Stablecoin issuers hold $80 billion in US Treasuries

Tether and Circle, among other stablecoin issuers, currently hold $80 billion in short-term U.S. government debt, showing how digital asset players are playing a bigger role in traditional financial markets.

The Financial Times reported On Friday (August 19), Tether and other such companies accounted for about 2% of the Treasuries market in May this year, according to research by JP Morgan.

Treasury bills are debt securities commonly used as cash equivalents on corporate balance sheets. JP Morgan said new issuers would have plenty of room for growth if stablecoins became a more common form of payment.

As stablecoin issuers have become more prominent, regulators have also been called upon to find ways to create set rules for the coins.

Stablecoins, which are supposed to always be backed by reserves of highly liquid traditional financial assets, saw a hitch in those plans earlier in the year as Tether’s US dollar peg warped under selling pressure following the collapse of TerraUSD.

Events in the crypto space have prompted regulators, including US Treasury Secretary Janet Yellen, to say that stablecoins present “rapidly growing risks.”

Stablecoins have seen some instability in the same way as other digital coins lately, with PYMNTS writing that the Acala dollar, or aUSD, crashed earlier in August as a hacker was able to hit 1, $28 billion from the token.

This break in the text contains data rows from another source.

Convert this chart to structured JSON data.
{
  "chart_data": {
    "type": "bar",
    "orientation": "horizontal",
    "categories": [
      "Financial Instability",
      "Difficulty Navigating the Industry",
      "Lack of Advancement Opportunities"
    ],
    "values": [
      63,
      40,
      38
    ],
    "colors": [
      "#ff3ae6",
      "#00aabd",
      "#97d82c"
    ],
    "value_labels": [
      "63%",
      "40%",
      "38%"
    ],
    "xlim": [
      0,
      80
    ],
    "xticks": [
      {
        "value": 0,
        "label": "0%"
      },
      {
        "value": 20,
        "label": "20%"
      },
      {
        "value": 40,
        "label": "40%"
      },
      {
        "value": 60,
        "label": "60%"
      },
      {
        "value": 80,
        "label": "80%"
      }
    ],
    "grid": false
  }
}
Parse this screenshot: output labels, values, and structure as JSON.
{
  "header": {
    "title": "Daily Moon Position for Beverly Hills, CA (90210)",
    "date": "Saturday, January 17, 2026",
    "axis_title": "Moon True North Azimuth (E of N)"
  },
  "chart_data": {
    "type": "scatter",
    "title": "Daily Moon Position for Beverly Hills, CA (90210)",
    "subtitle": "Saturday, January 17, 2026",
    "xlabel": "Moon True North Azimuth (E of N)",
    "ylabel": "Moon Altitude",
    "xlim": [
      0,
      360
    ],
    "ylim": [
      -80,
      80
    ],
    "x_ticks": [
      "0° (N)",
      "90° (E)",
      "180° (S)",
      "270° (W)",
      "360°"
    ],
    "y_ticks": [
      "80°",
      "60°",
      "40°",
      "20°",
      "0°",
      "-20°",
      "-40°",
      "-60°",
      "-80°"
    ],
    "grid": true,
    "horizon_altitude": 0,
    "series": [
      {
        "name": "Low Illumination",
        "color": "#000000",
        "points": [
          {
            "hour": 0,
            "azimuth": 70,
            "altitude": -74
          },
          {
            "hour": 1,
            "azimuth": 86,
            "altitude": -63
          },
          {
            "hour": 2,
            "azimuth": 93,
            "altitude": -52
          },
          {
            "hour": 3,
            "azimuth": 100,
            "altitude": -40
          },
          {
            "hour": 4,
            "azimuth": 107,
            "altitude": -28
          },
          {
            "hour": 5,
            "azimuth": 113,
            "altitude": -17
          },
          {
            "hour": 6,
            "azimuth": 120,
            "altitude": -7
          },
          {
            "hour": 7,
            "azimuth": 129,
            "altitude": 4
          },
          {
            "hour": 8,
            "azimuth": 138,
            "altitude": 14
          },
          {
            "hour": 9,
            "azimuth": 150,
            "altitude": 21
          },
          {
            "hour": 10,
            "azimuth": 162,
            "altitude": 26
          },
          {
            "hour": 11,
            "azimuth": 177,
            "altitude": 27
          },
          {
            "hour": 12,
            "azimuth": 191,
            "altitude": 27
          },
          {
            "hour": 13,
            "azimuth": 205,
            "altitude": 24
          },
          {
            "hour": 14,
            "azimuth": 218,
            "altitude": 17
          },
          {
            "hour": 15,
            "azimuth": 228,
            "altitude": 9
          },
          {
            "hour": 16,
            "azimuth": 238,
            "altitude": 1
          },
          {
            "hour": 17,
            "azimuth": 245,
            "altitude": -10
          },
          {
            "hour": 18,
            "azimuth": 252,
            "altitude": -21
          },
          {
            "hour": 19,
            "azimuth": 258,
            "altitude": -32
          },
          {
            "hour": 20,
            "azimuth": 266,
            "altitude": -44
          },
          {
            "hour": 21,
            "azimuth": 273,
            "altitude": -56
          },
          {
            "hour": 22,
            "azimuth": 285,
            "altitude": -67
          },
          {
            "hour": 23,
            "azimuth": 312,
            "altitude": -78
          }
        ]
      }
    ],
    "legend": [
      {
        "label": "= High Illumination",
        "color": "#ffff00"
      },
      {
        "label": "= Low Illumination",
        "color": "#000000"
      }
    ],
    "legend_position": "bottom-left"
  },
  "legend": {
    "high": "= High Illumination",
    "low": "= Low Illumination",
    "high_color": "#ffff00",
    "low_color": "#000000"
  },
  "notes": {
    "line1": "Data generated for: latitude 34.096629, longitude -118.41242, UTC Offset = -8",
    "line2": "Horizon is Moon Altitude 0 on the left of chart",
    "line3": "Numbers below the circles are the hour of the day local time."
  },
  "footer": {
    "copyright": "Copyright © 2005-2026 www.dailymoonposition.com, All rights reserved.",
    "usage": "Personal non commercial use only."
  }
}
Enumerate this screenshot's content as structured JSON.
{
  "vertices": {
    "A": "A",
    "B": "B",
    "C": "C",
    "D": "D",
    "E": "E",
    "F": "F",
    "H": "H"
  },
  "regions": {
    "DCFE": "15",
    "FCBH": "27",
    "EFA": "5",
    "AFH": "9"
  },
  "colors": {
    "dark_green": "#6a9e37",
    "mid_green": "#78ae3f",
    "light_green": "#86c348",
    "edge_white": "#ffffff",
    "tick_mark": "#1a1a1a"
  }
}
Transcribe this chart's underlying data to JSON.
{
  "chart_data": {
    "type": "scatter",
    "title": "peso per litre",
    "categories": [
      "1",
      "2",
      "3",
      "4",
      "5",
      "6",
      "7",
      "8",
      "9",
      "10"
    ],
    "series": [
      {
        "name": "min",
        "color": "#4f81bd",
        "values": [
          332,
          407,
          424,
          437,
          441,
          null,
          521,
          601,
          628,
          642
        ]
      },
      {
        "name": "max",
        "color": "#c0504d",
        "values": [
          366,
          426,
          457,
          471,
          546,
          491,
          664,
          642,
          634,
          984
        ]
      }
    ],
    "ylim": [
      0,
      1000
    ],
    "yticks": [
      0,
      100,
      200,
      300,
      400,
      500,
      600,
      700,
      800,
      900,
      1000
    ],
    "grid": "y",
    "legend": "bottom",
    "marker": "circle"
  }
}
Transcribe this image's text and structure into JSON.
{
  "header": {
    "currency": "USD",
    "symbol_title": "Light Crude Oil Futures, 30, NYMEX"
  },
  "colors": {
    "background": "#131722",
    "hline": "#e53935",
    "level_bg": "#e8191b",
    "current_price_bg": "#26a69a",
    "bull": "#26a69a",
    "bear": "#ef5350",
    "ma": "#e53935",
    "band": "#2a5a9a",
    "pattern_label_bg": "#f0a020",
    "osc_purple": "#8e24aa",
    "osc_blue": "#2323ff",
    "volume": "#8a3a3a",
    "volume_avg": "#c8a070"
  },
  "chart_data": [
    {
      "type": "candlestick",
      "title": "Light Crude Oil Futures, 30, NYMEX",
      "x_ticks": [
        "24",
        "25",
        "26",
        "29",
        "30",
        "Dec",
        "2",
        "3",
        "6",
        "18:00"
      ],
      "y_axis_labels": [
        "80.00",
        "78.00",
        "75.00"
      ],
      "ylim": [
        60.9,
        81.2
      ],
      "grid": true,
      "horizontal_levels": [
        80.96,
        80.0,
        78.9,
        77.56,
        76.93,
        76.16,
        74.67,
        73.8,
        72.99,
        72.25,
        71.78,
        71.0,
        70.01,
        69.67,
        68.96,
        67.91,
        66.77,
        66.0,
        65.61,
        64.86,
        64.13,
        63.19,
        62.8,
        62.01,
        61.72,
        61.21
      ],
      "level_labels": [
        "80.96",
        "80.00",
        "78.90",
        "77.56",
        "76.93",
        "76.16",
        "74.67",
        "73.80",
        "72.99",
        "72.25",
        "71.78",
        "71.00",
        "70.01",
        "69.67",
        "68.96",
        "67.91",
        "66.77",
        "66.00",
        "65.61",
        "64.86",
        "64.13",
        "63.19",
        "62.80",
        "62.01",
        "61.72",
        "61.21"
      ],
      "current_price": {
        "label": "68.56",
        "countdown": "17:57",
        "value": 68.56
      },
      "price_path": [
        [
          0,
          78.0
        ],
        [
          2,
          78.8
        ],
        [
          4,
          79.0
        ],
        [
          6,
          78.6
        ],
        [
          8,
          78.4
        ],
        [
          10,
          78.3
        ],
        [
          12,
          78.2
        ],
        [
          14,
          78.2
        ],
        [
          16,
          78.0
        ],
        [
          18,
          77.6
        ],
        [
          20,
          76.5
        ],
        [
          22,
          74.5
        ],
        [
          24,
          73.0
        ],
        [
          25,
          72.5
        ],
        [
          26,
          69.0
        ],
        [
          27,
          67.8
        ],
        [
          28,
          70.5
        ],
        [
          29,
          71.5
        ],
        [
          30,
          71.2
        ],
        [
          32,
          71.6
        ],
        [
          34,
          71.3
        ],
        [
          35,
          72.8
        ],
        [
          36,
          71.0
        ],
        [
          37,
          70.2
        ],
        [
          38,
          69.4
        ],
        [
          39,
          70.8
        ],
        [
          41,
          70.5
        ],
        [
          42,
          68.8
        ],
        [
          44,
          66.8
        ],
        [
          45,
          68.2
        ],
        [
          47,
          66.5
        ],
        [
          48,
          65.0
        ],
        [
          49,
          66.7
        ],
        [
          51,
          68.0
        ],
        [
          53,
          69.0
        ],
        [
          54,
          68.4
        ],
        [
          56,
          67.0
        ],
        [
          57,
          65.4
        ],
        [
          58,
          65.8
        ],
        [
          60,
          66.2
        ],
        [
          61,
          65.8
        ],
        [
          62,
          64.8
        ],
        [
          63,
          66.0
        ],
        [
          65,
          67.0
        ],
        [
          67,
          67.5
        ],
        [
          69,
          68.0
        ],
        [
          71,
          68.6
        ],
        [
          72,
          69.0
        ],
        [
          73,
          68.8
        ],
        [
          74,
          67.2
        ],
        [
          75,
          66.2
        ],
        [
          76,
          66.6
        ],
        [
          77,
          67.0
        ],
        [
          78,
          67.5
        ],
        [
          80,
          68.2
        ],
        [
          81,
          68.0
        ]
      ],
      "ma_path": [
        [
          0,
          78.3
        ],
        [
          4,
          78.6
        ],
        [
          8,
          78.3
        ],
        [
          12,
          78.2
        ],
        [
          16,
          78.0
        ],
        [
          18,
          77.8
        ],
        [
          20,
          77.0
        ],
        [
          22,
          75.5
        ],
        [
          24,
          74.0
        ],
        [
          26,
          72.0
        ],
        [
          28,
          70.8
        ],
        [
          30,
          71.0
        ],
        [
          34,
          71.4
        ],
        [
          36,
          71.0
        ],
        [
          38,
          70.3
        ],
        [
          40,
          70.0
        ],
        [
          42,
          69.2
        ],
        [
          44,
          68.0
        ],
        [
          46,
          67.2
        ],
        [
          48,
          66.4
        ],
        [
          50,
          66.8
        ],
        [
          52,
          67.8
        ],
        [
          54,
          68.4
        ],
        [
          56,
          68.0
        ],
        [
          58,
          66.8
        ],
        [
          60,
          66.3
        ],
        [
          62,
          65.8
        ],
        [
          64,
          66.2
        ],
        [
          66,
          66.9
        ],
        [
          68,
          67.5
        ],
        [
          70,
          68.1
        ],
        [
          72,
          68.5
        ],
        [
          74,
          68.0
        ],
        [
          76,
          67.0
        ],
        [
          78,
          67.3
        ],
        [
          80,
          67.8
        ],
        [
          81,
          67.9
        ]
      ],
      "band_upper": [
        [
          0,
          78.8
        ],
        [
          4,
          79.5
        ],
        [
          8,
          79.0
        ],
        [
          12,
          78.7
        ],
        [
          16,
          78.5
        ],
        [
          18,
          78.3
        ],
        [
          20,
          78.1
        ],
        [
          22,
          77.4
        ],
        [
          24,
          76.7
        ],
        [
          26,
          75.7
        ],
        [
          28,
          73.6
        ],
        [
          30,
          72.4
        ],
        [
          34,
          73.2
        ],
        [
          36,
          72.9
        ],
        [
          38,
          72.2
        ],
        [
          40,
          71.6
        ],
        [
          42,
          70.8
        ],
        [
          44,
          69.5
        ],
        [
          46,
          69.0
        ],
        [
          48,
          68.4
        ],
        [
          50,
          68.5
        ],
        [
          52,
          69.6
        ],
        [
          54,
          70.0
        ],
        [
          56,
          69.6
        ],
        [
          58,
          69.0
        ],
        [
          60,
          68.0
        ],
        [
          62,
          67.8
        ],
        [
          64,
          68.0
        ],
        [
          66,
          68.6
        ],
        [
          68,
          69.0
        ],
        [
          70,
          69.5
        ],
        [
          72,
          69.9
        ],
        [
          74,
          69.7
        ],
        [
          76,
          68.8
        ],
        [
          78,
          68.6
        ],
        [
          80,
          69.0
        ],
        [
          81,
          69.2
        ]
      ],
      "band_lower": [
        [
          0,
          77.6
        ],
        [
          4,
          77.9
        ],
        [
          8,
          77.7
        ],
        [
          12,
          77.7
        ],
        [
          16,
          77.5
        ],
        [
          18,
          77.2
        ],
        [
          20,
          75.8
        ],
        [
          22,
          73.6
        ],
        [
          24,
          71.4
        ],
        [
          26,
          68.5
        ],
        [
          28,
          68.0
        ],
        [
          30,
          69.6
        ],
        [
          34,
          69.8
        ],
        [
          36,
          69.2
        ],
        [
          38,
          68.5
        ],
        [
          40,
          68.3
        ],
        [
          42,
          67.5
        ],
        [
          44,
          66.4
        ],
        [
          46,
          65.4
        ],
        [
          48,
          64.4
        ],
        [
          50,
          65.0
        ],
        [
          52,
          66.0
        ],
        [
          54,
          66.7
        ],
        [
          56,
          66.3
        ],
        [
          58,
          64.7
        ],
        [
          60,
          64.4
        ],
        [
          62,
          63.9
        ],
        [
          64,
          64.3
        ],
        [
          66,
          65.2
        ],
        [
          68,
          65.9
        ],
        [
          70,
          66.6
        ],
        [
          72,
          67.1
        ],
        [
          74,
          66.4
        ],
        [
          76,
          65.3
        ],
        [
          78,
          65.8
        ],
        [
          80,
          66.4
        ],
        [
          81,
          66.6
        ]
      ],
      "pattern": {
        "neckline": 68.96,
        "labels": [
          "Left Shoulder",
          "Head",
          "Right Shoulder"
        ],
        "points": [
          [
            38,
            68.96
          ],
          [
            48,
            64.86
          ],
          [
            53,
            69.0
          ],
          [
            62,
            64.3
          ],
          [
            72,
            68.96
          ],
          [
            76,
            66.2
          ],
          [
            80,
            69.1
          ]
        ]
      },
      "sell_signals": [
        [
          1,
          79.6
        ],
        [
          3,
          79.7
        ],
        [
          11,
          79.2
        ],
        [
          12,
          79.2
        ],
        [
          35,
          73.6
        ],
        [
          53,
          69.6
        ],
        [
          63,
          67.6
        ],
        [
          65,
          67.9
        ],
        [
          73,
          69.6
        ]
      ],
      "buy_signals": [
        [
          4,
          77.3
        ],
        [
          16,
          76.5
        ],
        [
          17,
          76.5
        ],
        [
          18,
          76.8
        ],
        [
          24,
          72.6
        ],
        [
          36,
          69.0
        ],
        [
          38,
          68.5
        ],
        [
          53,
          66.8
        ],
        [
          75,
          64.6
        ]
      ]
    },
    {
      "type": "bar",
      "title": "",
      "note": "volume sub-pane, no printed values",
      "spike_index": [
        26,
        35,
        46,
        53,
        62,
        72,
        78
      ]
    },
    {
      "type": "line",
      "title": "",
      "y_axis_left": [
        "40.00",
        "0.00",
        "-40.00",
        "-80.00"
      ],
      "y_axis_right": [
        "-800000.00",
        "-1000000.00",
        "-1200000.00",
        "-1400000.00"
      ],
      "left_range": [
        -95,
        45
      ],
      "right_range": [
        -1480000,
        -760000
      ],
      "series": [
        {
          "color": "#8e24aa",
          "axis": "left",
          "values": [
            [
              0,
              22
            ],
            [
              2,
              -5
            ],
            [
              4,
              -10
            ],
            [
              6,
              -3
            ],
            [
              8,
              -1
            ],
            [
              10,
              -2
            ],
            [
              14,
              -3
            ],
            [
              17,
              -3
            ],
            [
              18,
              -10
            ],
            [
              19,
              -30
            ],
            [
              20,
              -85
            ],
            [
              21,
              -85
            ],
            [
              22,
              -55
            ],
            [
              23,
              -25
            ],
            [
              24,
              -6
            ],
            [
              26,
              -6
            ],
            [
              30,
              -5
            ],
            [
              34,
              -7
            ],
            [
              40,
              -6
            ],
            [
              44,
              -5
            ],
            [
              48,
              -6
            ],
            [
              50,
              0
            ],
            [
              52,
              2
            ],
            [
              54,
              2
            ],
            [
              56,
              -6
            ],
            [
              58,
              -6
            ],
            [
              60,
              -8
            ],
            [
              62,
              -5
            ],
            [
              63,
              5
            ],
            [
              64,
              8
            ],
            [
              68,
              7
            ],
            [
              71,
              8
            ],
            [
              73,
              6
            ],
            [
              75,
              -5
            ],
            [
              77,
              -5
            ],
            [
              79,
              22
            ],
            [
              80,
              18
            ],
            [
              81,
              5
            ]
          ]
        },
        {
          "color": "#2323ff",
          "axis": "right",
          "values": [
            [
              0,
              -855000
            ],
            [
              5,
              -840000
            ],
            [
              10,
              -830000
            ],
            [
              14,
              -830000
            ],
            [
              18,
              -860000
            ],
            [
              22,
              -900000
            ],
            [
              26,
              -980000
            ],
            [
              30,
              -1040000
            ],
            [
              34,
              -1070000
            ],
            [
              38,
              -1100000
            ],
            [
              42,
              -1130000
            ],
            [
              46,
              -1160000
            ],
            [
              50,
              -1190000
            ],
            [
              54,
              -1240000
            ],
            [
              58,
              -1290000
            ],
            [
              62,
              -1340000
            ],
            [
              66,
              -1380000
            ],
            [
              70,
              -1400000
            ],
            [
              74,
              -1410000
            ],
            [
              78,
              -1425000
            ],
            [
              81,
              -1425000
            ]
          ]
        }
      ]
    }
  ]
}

Read more: Another Hack, Another Crash as Stablecoin Troubles Follow a Familiar Pattern

The Acala dollar crashed from $1.03 to $0.009 in three hours on August 13, with the problem appearing to boil down to a coding error in the new liquidity pool supporting the ecosystem.

Because of this, an attacker was able to mint a “huge” amount of aUSD stablecoins out of the pool without providing any of the collateral needed to maintain the dollar peg.